The first season of The Fine Brothers'  web series, MyMusic premiered on April 15, 2012 and ended on January 6, 2013. The series is based on a concept that the Fine Brothers originally developed for a television airing. Sometime afterwards, the concept was adapted for YouTube. MyMusic was the main show on the MyMusicShow YouTube channel, which was one of the first 100 original channels.

Plot
The first season of MyMusic, a mockumentary, documented the antics of MyMusic, a transmedia production company. The staff members refer to each other by music genres which they associate each other with, rather than their real names.  CEO and founder Indie heads the team. The company claims to have been given the YouTube original channel, and has a documentary crew filming them day to day.
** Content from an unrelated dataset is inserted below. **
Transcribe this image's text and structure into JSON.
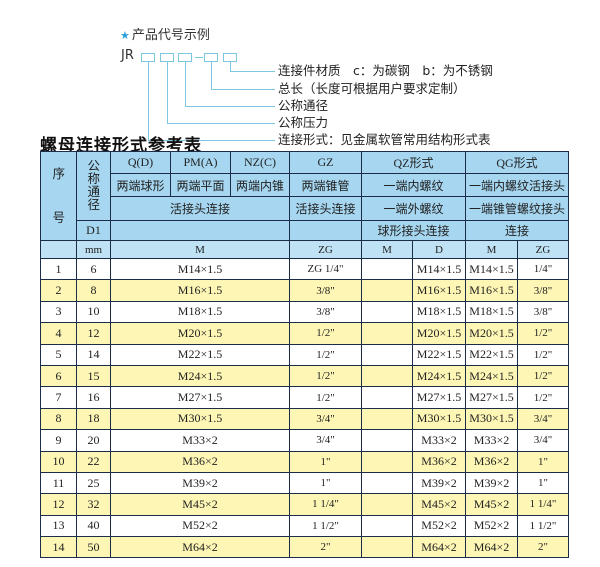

The first season's events and plot were recapped by the Fine Brothers, prior to the second season.

Cast

Main Cast

 Adam Busch portrays Jeb Indie, more commonly known as Indie, a modern-day hipster and the CEO of MyMusic. 
 Grace Helbig portrays Jamie Woods, known as Idol, the Social Media Guru of MyMusic, who is obsessed with social media. 
Jarrett Sleeper portrays Emmet Allan Klaga, known as Metal, who is a metalhead and the Head of Production of MyMusic.
 Tania Gunadi & Chris Clowers portray Techno & Dubstep, two ravers who make up MyMusic's Talent Booking team. They are often seen together, and Techno is the only staff member who understands Dubstep's language, which consists of "wubbing".
Mychal Thompson portrays Curtis Armstrong, known as Hip Hop, who is the Head of Marketing of MyMusic, who is built on a "gangster" image, but is truly a nerd who enjoys role-playing games.
Lainey Lipson portrays Norma Haish, known as  Scene, who is an intern at MyMusic, and displays a "scene kid" personality.
 Jack Douglass portrays Melvin Munson, known as Intern 2, an intern at MyMusic, who unlike the other staff members has not been identified with a music genre. He also displays a bland and generic white collar personality.

Recurring Cast

Notable Guests

Episodes
Every five to six episode of the series are split into full-length "sitcom versions" that include extra scenes.

Awards and nominations
The first season of MyMusic drew ten Streamy award nominations. However, the series did not win any of its nominations.